In CNO v. Lori Simeone (Discipline Committee, 2017), the allegations involved a failure to provide care to a patient, improperly delegating a task, a failure to document a medication and a failure to keep records. The case proceeded as an Agreed Statement of Facts. The member was given a five month suspension, 18 months employer notification, random spot audits and no independent nursing in the community for 18 months.
The College’s focus is on remediation and rehabilitation when appropriate.

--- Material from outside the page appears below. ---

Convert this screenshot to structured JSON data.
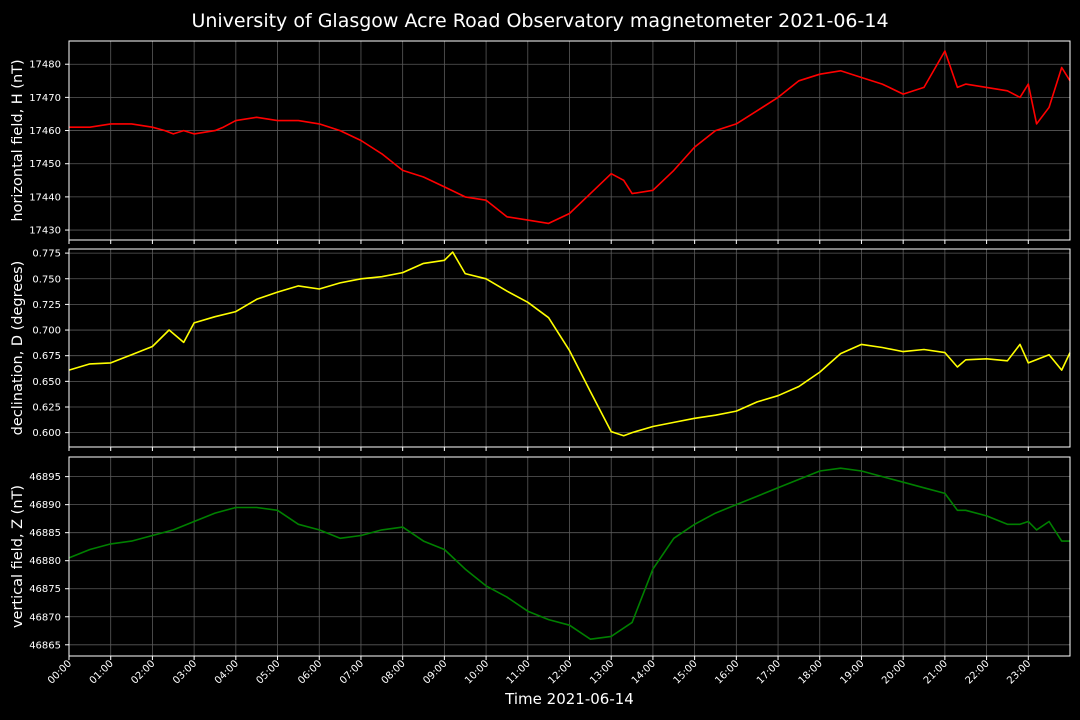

However, in the case at hand, the Member has demonstrated a pattern of behaviour that warrants a significant regulatory response.
College Counsel submitted that the Member’s lack of accountability between 2015 and 2017 requires revocation. It is the only way, and the best way, to protect the public.
Penalty Decision
The Panel makes the following order as to penalty:
The Member is required to appear before the Panel to be reprimanded within three months of the date that this Order becomes final; and
The Executive Director is directed to immediately revoke the Member’s certificate of registration.
Reasons for Penalty Decision
The Panel deliberated and agrees with College Counsel that revocation is the only appropriate penalty. The Member worked with a vulnerable mental health population who required specific assessments, timely medications and increased monitoring. They deserved respect. The Member’s colleagues deserved to have a colleague who was an active and contributing member of a care team. The Member’s employer deserved to have an employee who followed his professional standards and the hospital protocols. The public needs, and deserves, to feel confident in the nursing profession and in nursing regulation. The public needs to be protected from members of the nursing profession who engage in unprofessional conduct. The Member has committed multiple acts of professional misconduct over a two-year period and conducted himself in a reckless, unorthodox manner. Because the Member chose not to participate in the disciplinary process, the Panel is not aware of any mitigating factors that might have explained his conduct. There is no evidence that the Member has accepted responsibility for his actions and is willing to be held accountable. There is no evidence to suggest that remediation would be accepted by the Member.
As protection of the public is paramount, the Panel concludes that the penalty of revocation is reasonable and appropriate given the seriousness and the repetitive nature of the conduct.
I, Dawn Cutler, RN, sign this decision and reasons for the decision as Chairperson of this Discipline Panel and on behalf of the members of the Discipline Panel.